A união fortalecia essas movimentações por Imperatriz. Era um sábado à noite, no ano de 2005, quando um grupo decidiu se organizar na praça Mané Garrincha, com intuito de barrar a entrada do ex-presidente da República e ex-governador do Maranhão, José Sarney, no Centro de Convenções. Ele viria para dar uma palestra sobre o acordo ortográfico da Língua Portuguesa. Cerca de 15 pessoas, incluindo Nice, patinadores e skatistas, saíram em marcha até o local do evento, que ocorria no Centro de Convenções. “Fizemos um cordão ali na frente e não deixamos o Sarney entrar. Ele tinha acabado de chegar do aeroporto e a gente ficou lá gritando, protestando”, detalha Jhonny.
Agostinho Noleto, na época, vice-presidente da Academia Imperatrizense de Letras, tentou conter o movimento. "Uma turma muito grande na porta do salão gritando palavra de ordem. Chamei a polícia e não veio. E eles continuavam lá, gritando e esbravejando o Sarney", declara. José Sarney contou toda sua história de vida a Agostinho Noleto e em seguida alegou que não ia jogar fora sua trajetória, "comparecer e levar tomates e ovos podres." Após a conversa, foram jantar no restaurante Ritz, oferecido pelo então signatário.
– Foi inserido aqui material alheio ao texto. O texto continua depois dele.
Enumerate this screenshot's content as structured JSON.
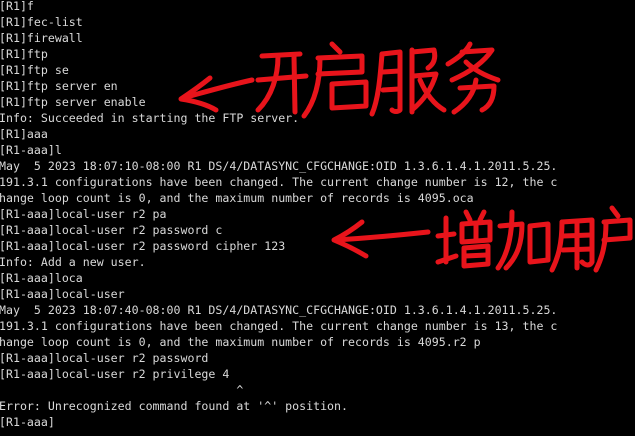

Durante o período eleitoral de 2018, Renan e Nice participaram do movimento “Ele Não”, uma manifestação de mulheres em repúdio ao então candidato à presidência Jair Bolsonaro. Começaram a panfletagem pelos seus vizinhos, em um bairro atrás da Uemasul.
Nessa trajetória de militância, aconteceu um conflito no bar Pêxi Pôdi, ao lado da praça União, região em que eles moravam, um quarteirão depois. O dono discutia com alguns frequentadores, quando Nice e Renan decidiram convencer as pessoas a mudarem de voto. Porém, o embate não se limitou a divergências políticas. De repente, a situação esquentou, com um cenário de acusações e insultos. “Não tem aquele momento em que todo mundo virou estuprador de esquerda?”, perguntou Renan.
O clima após esse episódio deixou os amigos envergonhados de andar pelas ruas do próprio bairro. “Apesar da gente ser doidão, a gente era extremamente respeitado: é professora Nice e professor Renan. Falavam que eram professores, mas professores do PCC (Primeiro Comando da Capital)”, conta Renan, aos risos.
Na escola Graça Aranha, os apelidos também aconteciam. Nice, conhecida por suas ideias progressistas, tinha um rótulo que a acompanhava: “professora comunista”. O debate se repetia em sala de aula. Certa ocasião um aluno lançou a pergunta com um tom de deboche: “Professora, a senhora é comunista, né?”. Ela respondeu: “Não se trata de ser ou não ser. A questão é que vivemos dentro de um sistema capitalista. Não tem como ficar alheio a isso. Precisamos sobreviver.” O aluno insistia: “Ah, mas a senhora tem um iPhone!” Ela continuou a explicar que viver dentro do sistema não significa aceitar suas regras sem questionamento: “Eu faço parte desse mundo. Não tem como ignorar, preciso fazer minha parte em algumas questões”, refletia.
A política na vida de Nice sempre foi presente e depois de entrar na universidade, se intensificou, como lembra a irmã, com referência aos seus picos de saudade. “Chega a época de política piora, porque a vida dela era política. Então ela sempre se envolvia mesmo. E aí, a gente diz que tudo vem à tona”, exprime Ana Regina.
Aurélio do PT complementa que uma das exigências de Nice era que o parlamentar tivesse um contato direto com o eleitor. "Pra saber o que aquela comunidade realmente precisava”, expressa o vereador. Nice não acreditava em mandato de gabinete. Defendia que os políticos estivessem na base, ouvindo, dialogando. “Vão lá e vejam se estão precisando de água. Eles vão dar três prioridades. Vão dizer 20”, lembra Aurélio. Qual era o conselho? “Tem prioridade demais, como é que faz?” Analisar quais são as mais urgentes. Saia de lá e diga que vão escolher uma. Ela ensinou a organizar a escuta e construir o planejamento com base nela. “Se for a água mesmo, então vamos resolver a água. Depois a gente discute a creche. A água é vida, sem água complica o negócio.” E assim seguiam. Um problema por vez, a partir do que o povo dizia.
No percurso da educação no Maranhão, Nice também fez parte do aprimoramento de professores de escolas públicas sem formação adequada, ajudando-os a ingressar no ensino superior, por meio do “Caminhos dos Sertões”.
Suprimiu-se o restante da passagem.